National Health Insurance Act 1924
- Parliament of the United Kingdom
- Long title: An Act to consolidate the enactments relating to National Health Insurance.
- Citation: 14 & 15 Geo. 5. c. 38
- Territorial extent: United Kingdom

Dates
- Royal assent: 7 August 1924
- Commencement: 1 January 1925
- Repealed: 1 January 1937

Other legislation
- Amends: See § Repealed enactments
- Repeals/revokes: See § Repealed enactments
- Amended by: Poor Law Act 1927; National Health Insurance Act 1928; National Health Insurance (Prolongation of Insurance) Act 1930; National Health Insurance (Prolongation of Insurance) Act 1931; Local Government Act 1933;
- Repealed by: National Health Insurance Act 1936

Status: Repealed

Text of statute as originally enacted

= National Health Insurance Act 1924 =

Act of the Parliament of the United Kingdom

The National Health Insurance Act 1924 (14 & 15 Geo. 5. c. 38) was an act of the Parliament of the United Kingdom that consolidated enactments relating to national health insurance in the United Kingdom.

== Provisions ==

=== Repealed enactments ===
Section 133 of the act repealed 14 enactments, listed in the seventh schedule to the act.

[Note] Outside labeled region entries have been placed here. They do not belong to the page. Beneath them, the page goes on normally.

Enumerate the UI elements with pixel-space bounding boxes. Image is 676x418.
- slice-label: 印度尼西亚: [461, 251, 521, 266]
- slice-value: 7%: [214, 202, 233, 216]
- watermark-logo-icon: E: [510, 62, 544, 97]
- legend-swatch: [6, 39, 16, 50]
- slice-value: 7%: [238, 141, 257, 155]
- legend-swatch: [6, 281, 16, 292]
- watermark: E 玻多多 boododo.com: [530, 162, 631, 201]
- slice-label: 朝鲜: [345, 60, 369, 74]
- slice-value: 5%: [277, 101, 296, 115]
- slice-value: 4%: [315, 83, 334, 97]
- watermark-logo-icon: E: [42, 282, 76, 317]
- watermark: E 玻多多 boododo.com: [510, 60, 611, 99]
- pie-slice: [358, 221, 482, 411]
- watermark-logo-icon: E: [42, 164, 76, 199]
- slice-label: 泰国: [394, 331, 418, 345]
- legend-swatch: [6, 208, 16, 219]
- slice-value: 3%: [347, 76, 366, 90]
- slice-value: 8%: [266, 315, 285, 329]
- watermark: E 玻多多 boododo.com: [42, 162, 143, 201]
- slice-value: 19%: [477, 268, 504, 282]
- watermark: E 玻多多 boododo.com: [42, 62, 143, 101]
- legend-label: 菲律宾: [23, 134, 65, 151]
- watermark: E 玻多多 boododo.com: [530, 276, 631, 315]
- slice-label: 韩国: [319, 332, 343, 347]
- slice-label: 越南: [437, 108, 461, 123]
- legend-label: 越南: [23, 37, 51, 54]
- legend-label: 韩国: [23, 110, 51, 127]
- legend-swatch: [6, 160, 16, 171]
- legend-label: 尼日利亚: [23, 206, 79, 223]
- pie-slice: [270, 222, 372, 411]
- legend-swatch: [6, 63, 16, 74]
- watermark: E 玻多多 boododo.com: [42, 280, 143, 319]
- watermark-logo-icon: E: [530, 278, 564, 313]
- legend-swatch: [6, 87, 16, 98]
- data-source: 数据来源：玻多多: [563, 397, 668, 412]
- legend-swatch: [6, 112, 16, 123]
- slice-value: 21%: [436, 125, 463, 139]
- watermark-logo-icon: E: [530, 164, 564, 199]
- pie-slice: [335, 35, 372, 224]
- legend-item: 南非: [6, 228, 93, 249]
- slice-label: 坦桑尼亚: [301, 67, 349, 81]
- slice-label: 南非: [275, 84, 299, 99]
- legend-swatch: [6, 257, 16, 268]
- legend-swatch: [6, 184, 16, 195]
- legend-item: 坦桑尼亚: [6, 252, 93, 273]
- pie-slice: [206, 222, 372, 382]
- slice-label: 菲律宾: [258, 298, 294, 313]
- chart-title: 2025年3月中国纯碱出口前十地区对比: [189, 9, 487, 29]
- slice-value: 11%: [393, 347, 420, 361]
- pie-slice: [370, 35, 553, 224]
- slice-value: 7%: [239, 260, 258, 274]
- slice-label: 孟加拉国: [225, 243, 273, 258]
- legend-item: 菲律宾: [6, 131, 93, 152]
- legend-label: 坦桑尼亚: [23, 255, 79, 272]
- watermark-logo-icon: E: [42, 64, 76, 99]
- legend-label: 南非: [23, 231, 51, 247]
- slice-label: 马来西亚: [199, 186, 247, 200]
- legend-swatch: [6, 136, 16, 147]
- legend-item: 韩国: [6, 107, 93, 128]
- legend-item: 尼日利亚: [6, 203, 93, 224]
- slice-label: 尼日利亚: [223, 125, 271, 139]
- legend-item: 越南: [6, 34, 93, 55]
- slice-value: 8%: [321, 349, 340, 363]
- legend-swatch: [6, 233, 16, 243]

| Citation | Short title | Extent of repeal |
|---|---|---|
| 1 & 2 Geo. 5. c. 55 | National Insurance Act 1911 | The whole act, except subsections (1), (2), and (3) of section sixty-four, sections seventy-two and seventy-three, paragraphs (3), (4), (5), (12) and (13) of section eighty, paragraph (14) of section eighty-one, and the short title in section one hundred and fifteen. |
| 3 & 4 Geo. 5. c. 37 | National Insurance Act 1913 | The whole act, except section one, subsections (1), (3), and (4) of section forty-one, and so much of subsection (2) of that section as relates to expenses defrayed in the exercise of any power of dealing with tuberculosis or other disease, subsection (2) of section forty-two, and subsection (1) of section forty-three. |
| 5 & 6 Geo. 5. c. 29 | National Insurance (Part I. Amendment) Act 1915 | The whole act. |
| 5 & 6 Geo. 5. c. 96 | Government War Obligations Act 1915 | Section three. |
| 7 & 8 Geo. 5. c. 16 | National Insurance (Part I. Amendment) Act 1917 | The whole act. |
| 7 & 8 Geo. 5. c. 62 | National Health Insurance Act 1918 | The whole act. |
| 8 & 9 Geo. 5. c. 55 | School Teachers (Superannuation) Act 1918 | Section seventeen. |
| 9 & 10 Geo. 5. c. 20 | Scottish Board of Health Act 1919 | In subsection (1) of section four, the words from "And provided also" to the end of the subsection. |
| 9 & 10 Geo. 5. c. 21 | Ministry of Health Act 1919 | Proviso (ii) to subsection (1) of section three and section nine. |
| 9 & 10 Geo. 5. c. 36 | National Health Insurance Act 1919 | The whole act. |
| 10 & 11 Geo. 5. c. 10 | National Health Insurance Act 1920 | The whole act, except subsection (4) of section two and subsection (1) of section twenty-one. |
| 11 & 12 Geo. 5. c. 25 | National Health Insurance Act 1921 | The whole act. |
| 12 & 13 Geo. 5. c. 38 | National Health Insurance Act 1922 | Section two. |
| 14 & 15 Geo. 5. c. 16 (N.I.) | National Health Insurance Act (Northern Ireland) 1924 | Sections three and four. |

== Subsequent developments ==
The whole act was repealed by section 228 of, and part I of the sixth schedule to, the National Health Insurance Act 1936 (26 Geo. 5 & 1 Edw. 8. c. 32), which came into operation on 1 January 1937.